4) The R&R package is applicable for all private acquisitions of land over 100 acres in rural areas, and 50 acres in urban areas. Most developers lack expertise in the area of rehabilitation or skill training, which are mandatory under the R&R process. For example, this could lead to a situation where private developers acquire land parcels that are in multiple lots, each under the prescribed threshold for R&R compensation through other entities. There may be several cases where a 50-acre plot displaces more number of people than a 100-acre plot.
There are several other provisions of the Act that need to be detailed out further to understand their implications. For example, it has been stipulated that all infrastructure projects falling under the PPP route, should secure a minimum consent to sell of at least 70 per cent. However, one can think of a scenario where the government acquires land for development of capital projects, and achieves substantial progress in development, before co-opting a private investor. Such a scenario may happen several decades after the land acquisition. In such cases, this clause can be circumvented in practice.
The present Act is retrospectively applicable for areas where allocation has been made, but no development has been carried out for five years. This will give an impetus to present projects which have completed land acquisition but haven’t begun development yet. Private players sitting on large tracts of land will now be pushed to develop the land with greater urgency or risk losing it to government land bank.

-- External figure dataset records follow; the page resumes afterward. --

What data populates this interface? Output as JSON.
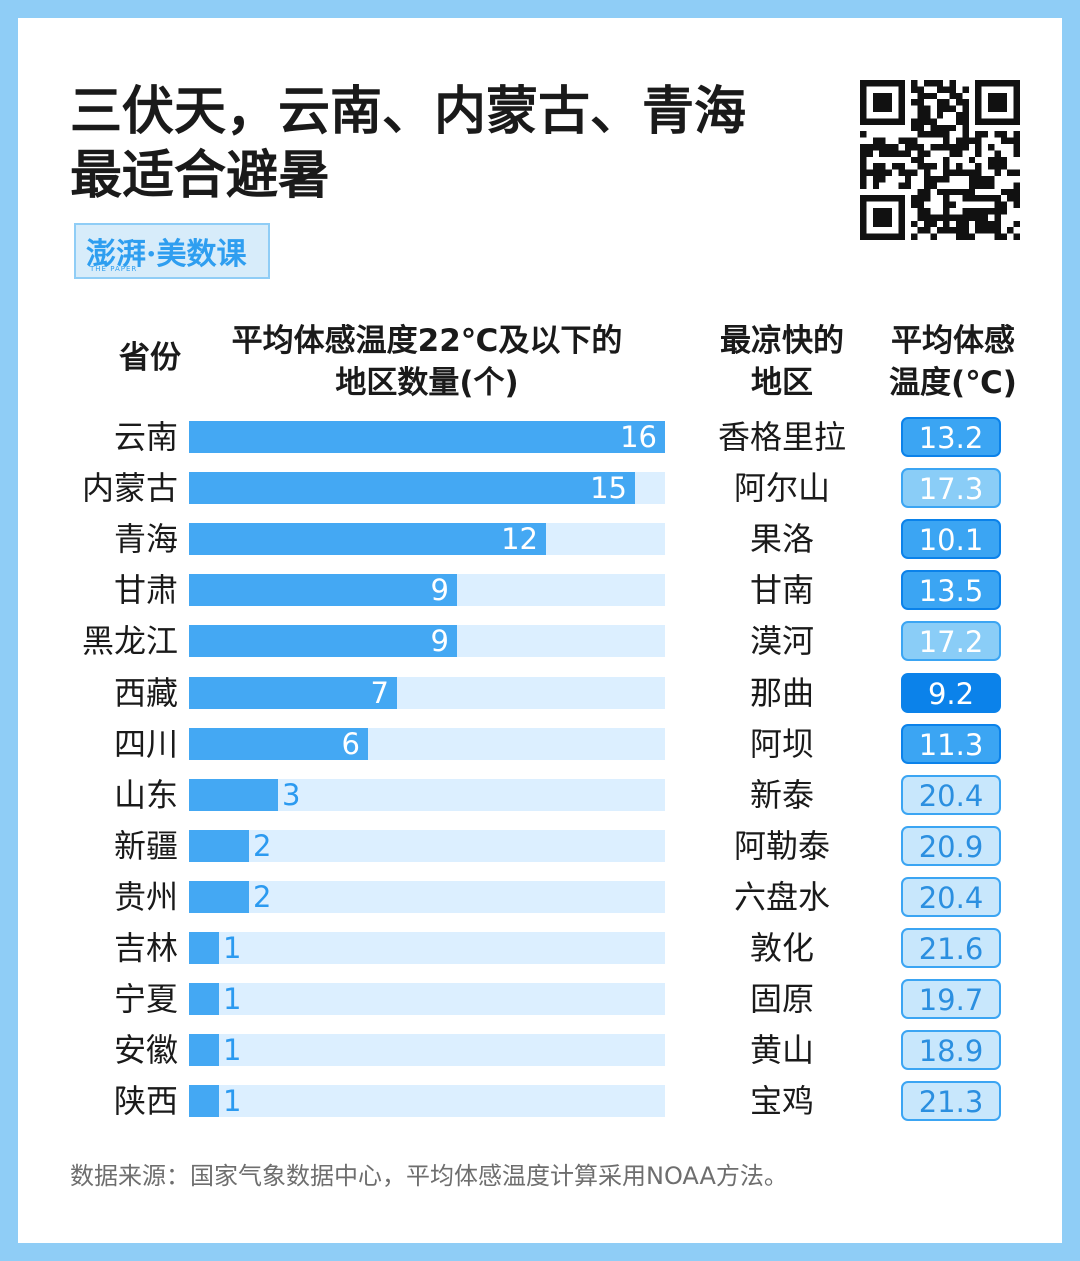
{
  "header": {
    "title_line1": "三伏天，云南、内蒙古、青海",
    "title_line2": "最适合避暑",
    "logo_text": "澎湃·美数课",
    "logo_sub": "THE PAPER"
  },
  "columns": {
    "province": "省份",
    "count_line1": "平均体感温度22℃及以下的",
    "count_line2": "地区数量(个)",
    "city_line1": "最凉快的",
    "city_line2": "地区",
    "temp_line1": "平均体感",
    "temp_line2": "温度(℃)"
  },
  "colors": {
    "bar": "#44a8f3",
    "track": "#dcefff",
    "temp_dark": "#0b82ea",
    "temp_mid": "#3ba5f3",
    "temp_light": "#8acdf7",
    "temp_lightest": "#c8e7fc",
    "frame": "#8fcdf6"
  },
  "chart_data": {
    "type": "bar",
    "orientation": "horizontal",
    "xlim": [
      0,
      16
    ],
    "categories": [
      "云南",
      "内蒙古",
      "青海",
      "甘肃",
      "黑龙江",
      "西藏",
      "四川",
      "山东",
      "新疆",
      "贵州",
      "吉林",
      "宁夏",
      "安徽",
      "陕西"
    ],
    "values": [
      16,
      15,
      12,
      9,
      9,
      7,
      6,
      3,
      2,
      2,
      1,
      1,
      1,
      1
    ],
    "coolest_city": [
      "香格里拉",
      "阿尔山",
      "果洛",
      "甘南",
      "漠河",
      "那曲",
      "阿坝",
      "新泰",
      "阿勒泰",
      "六盘水",
      "敦化",
      "固原",
      "黄山",
      "宝鸡"
    ],
    "avg_temp": [
      13.2,
      17.3,
      10.1,
      13.5,
      17.2,
      9.2,
      11.3,
      20.4,
      20.9,
      20.4,
      21.6,
      19.7,
      18.9,
      21.3
    ],
    "avg_temp_text": [
      "13.2",
      "17.3",
      "10.1",
      "13.5",
      "17.2",
      "9.2",
      "11.3",
      "20.4",
      "20.9",
      "20.4",
      "21.6",
      "19.7",
      "18.9",
      "21.3"
    ]
  },
  "footer": {
    "source": "数据来源：国家气象数据中心，平均体感温度计算采用NOAA方法。"
  }
}
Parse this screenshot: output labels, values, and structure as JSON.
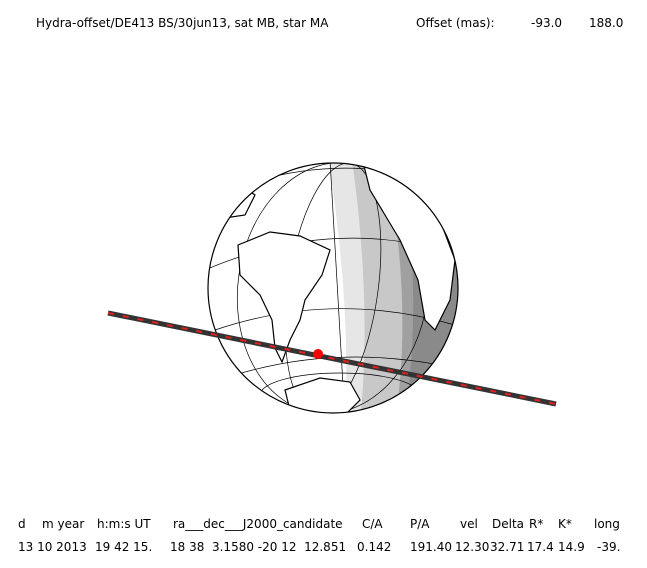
{
  "header": {
    "title": "Hydra-offset/DE413 BS/30jun13, sat MB, star MA",
    "offset_label": "Offset (mas):",
    "offset_values": [
      "-93.0",
      "188.0"
    ]
  },
  "table": {
    "headers": [
      "d",
      "m year",
      "h:m:s UT",
      "ra___dec___J2000_candidate",
      "C/A",
      "P/A",
      "vel",
      "Delta",
      "R*",
      "K*",
      "long"
    ],
    "values": [
      "13 10 2013",
      "19 42 15.",
      "18 38  3.1580 -20 12  12.851",
      "0.142",
      "191.40",
      "12.30",
      "32.71",
      "17.4",
      "14.9",
      "-39."
    ]
  }
}
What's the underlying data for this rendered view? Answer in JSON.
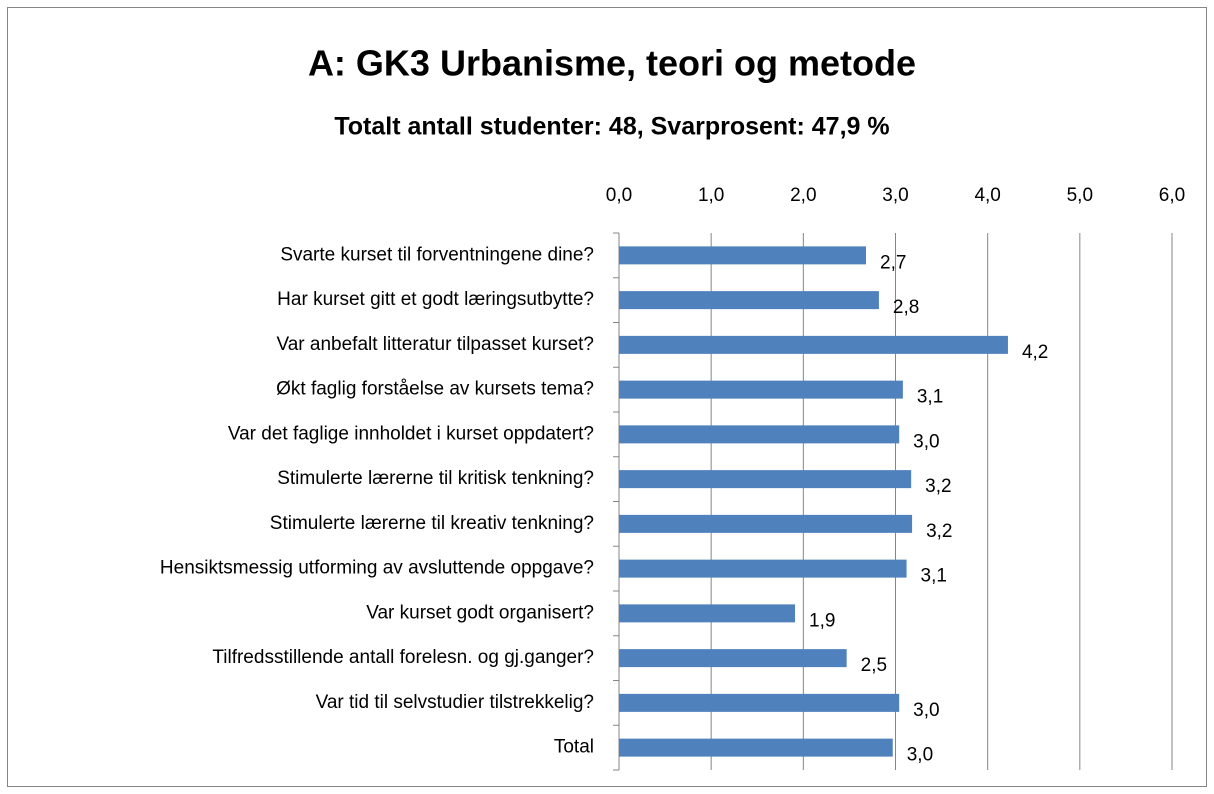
{
  "chart_data": {
    "type": "bar",
    "orientation": "horizontal",
    "title": "A: GK3 Urbanisme, teori og metode",
    "subtitle": "Totalt antall studenter: 48, Svarprosent: 47,9 %",
    "categories": [
      "Svarte kurset til forventningene dine?",
      "Har kurset gitt et godt læringsutbytte?",
      "Var anbefalt litteratur tilpasset kurset?",
      "Økt faglig forståelse av kursets tema?",
      "Var det faglige innholdet i kurset oppdatert?",
      "Stimulerte lærerne til kritisk tenkning?",
      "Stimulerte lærerne til kreativ tenkning?",
      "Hensiktsmessig utforming av avsluttende oppgave?",
      "Var kurset godt organisert?",
      "Tilfredsstillende antall forelesn. og gj.ganger?",
      "Var tid til selvstudier tilstrekkelig?",
      "Total"
    ],
    "values": [
      2.68,
      2.82,
      4.22,
      3.08,
      3.04,
      3.17,
      3.18,
      3.12,
      1.91,
      2.47,
      3.04,
      2.97
    ],
    "value_labels": [
      "2,7",
      "2,8",
      "4,2",
      "3,1",
      "3,0",
      "3,2",
      "3,2",
      "3,1",
      "1,9",
      "2,5",
      "3,0",
      "3,0"
    ],
    "color": "#4f81bd",
    "xlim": [
      0,
      6
    ],
    "xticks": [
      {
        "value": 0,
        "label": "0,0"
      },
      {
        "value": 1,
        "label": "1,0"
      },
      {
        "value": 2,
        "label": "2,0"
      },
      {
        "value": 3,
        "label": "3,0"
      },
      {
        "value": 4,
        "label": "4,0"
      },
      {
        "value": 5,
        "label": "5,0"
      },
      {
        "value": 6,
        "label": "6,0"
      }
    ],
    "grid": true
  }
}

In order for the Act to genuinely strike a good balance, it needs process, administrative and bureaucratic support from several external agencies. There is a need for extensive institutional reform, downstream reforms to allied laws, greater co-ordination across federal agencies, and investor-friendly rules and regulations in downstream implementation of the Act. Unless these fall in place very quickly, enactment of the Act can become a Pyrrhic victory for the government leading to long-term damage for the economy.